I studied for a degree in Mathematics at the University of Zaragoza, and then the interuniversity Master's degree in Modeling and Mathematical Research, Statistics, and Computing. I have joined BCAM in the Singularity Theory and Algebraic Geometry group, with Javier Fernández de Bobadilla as supervisor at BCAM and Miguel Angel Marco Buzunariz at the University of Zaragoza.

The project is still to be determined. Alba will be supervised by Javier Fernández de Bobadilla (BCAM) and Miguel Marco (Universidad de Zaragoza). She works on the STAG research line (Singularity Theory and Algebraic Geometry) inside of MP (Mathematical Physics). This research line aims to develop new methods in Singularity Theory designed to approach the solution of several classical conjectures that have resisted current methods in singularity theory and explore new interactions of singularities with the latest developments in nearby areas. In this research, the researchers focus mainly in Singularities appearing in Algebraic Geometry.

 

Lander Rodríguez (PhD Student)

I finished the BSc in Industrial Engineering in the University of the Basque Country and I was awarded with the Outstanding Graduation Award being 1st of the 2016 promotion. Later, I finished a double degree MSc in Industrial Engineering and Aerospace Manufacturing in the University of the Basque Country and Cranfield University, and I was awarded with first class honours.

Project: “COVID-19 in the Basque Country. Analysis of the different pandemic waves”
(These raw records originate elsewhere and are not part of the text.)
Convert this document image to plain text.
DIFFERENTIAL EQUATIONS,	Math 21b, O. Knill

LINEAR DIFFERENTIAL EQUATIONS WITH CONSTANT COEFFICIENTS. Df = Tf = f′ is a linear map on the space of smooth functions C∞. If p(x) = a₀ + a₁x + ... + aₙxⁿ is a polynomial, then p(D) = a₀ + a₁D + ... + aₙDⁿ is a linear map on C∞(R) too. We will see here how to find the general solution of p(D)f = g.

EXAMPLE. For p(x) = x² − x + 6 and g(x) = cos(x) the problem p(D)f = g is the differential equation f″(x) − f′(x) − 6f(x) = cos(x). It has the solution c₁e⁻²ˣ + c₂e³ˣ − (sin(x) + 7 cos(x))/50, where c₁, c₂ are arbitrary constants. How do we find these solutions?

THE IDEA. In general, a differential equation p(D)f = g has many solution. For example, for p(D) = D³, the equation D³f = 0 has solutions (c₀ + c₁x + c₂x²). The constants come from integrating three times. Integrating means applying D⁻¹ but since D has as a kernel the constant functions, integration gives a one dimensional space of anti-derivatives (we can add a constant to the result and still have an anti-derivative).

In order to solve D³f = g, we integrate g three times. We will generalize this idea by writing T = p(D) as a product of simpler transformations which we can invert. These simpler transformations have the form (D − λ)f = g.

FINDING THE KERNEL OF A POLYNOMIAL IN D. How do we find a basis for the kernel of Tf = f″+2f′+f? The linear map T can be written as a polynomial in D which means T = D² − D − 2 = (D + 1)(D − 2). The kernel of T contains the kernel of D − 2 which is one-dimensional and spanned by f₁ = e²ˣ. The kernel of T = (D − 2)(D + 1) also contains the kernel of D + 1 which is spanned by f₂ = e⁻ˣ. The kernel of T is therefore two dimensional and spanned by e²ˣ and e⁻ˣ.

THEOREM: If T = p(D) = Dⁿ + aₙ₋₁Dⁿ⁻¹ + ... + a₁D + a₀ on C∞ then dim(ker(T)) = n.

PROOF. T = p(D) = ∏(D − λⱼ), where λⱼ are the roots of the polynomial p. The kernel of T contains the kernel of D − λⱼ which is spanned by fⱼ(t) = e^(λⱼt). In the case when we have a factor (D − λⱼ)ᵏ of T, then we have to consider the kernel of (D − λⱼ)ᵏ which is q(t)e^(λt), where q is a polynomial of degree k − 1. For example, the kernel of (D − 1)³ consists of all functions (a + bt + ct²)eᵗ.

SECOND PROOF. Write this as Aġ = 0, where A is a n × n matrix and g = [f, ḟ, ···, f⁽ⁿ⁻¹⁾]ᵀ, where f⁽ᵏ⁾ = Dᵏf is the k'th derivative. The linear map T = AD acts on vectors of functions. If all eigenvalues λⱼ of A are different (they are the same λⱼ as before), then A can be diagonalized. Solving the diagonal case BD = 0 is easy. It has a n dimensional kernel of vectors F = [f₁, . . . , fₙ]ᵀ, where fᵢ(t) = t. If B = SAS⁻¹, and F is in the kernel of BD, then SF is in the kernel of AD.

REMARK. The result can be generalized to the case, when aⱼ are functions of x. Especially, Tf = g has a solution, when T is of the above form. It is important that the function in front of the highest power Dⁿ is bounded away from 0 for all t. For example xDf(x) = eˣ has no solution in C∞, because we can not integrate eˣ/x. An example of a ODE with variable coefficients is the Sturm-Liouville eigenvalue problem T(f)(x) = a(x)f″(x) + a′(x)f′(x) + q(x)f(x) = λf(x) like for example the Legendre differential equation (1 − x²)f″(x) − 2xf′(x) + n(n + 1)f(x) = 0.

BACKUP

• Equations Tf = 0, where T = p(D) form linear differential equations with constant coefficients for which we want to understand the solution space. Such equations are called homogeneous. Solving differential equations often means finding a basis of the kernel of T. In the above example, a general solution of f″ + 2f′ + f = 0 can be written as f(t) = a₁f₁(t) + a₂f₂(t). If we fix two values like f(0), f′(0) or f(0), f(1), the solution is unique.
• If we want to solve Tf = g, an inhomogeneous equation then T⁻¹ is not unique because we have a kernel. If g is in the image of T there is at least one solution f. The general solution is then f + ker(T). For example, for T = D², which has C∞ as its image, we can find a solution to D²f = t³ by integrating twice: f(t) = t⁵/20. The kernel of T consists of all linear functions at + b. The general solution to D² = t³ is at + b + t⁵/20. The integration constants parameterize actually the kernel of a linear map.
Abstract: The starting point of the project is a database that contains all the COVID-19 positives from March 1, 2020, until January 9, 2022 that occurred in the Basque Country. This large database includes sociodemographic data, comorbidities, and basal treatments together with the adverse outcomes of COVID-19, such as hospitalization, ICU or death. The idea of the project is to make use of different statistical and Machine Learning methods, both in supervised and unsupervised settings, to provide a more profound understanding of the pandemic. For instance, it is intended to develop an application based on predictive models of the adverse outcomes of COVID-19; analyse the influence of the comorbidities and their combinations in the different waves; identify patient profiles; identify spatio-temporal patterns of the disease; and to understand the influence of socioeconomic and sociodemographic factors.